Re: Answers to questions about BioPortal

> Are we talking about versioning at a very high granularity level (e.g., a URI 
> that points to an entire ontology)? Should we also consider versioning at 
> finer granularity levels such as the levels of concepts or terms and their 
> relationships within an ontology? Some of these concepts, terms and their 
> relationships may evolve over time. We many need a versioning scheme for 
> these. I think some of these finer granularity versioning examples can be 
> found in the UMLS (Unified Medical Language System). At the instance level, 
> we may need versioning as well. Also, the semantics of versioning may be 
> unclear sometimes. For example, two different SNPs (Single Necleotide 
> Polymorphisms) that were submitted to dbSNP may refer to the same location in 
> the genome. Do we say they are two different versions of the same SNP? There 
> may not be a standard notion/definition of versioning for biomedical 
> entities.

I think that both types, high-level e.g. this is a new release of the 
ontology, and low-level, e.g. a term (class or property) is deprecated, 
are needed. Not sure about versioning at the instance level.

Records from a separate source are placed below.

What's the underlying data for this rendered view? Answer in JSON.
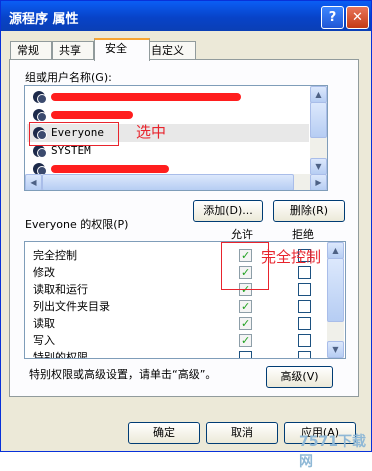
{
  "window": {
    "title": "源程序 属性",
    "help_button": "?",
    "close_button": "✕"
  },
  "tabs": [
    {
      "label": "常规"
    },
    {
      "label": "共享"
    },
    {
      "label": "安全"
    },
    {
      "label": "自定义"
    }
  ],
  "groups": {
    "label": "组或用户名称(G):",
    "items": [
      {
        "label": ""
      },
      {
        "label": ""
      },
      {
        "label": "Everyone"
      },
      {
        "label": "SYSTEM"
      },
      {
        "label": ""
      }
    ],
    "selected_index": 2,
    "add_button": "添加(D)...",
    "remove_button": "删除(R)"
  },
  "permissions": {
    "label": "Everyone 的权限(P)",
    "allow_header": "允许",
    "deny_header": "拒绝",
    "rows": [
      {
        "name": "完全控制",
        "allow": true,
        "deny": false
      },
      {
        "name": "修改",
        "allow": true,
        "deny": false
      },
      {
        "name": "读取和运行",
        "allow": true,
        "deny": false
      },
      {
        "name": "列出文件夹目录",
        "allow": true,
        "deny": false
      },
      {
        "name": "读取",
        "allow": true,
        "deny": false
      },
      {
        "name": "写入",
        "allow": true,
        "deny": false
      },
      {
        "name": "特别的权限",
        "allow": false,
        "deny": false
      }
    ]
  },
  "advanced": {
    "note": "特别权限或高级设置，请单击“高级”。",
    "button": "高级(V)"
  },
  "footer": {
    "ok": "确定",
    "cancel": "取消",
    "apply": "应用(A)"
  },
  "annotations": {
    "selected_note": "选中",
    "full_control_note": "完全控制",
    "watermark": "7571下载网"
  }
}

Mechanisms that I have seen or am aware of are either 1) add annotation 
properties in the ontology for this purpose or 2) use a database backend 
that provides a mechanism to store information about deprecated terms. 
The database backend solution may be too heavy weight for a general 
solution?. As for the annotation property mechanism. the developers of the 
MGED Ontology have put together a policy of how to indicate deprecated 
terms for this resource: 
https://www.cbil.upenn.edu/magewiki/index.php/TermDeprecationPolicy
Although there may be some items that are particular to the MGED Ontology 
and it's peculiarities, I believe that there are also items that can be 
generalized for use with other ontologies.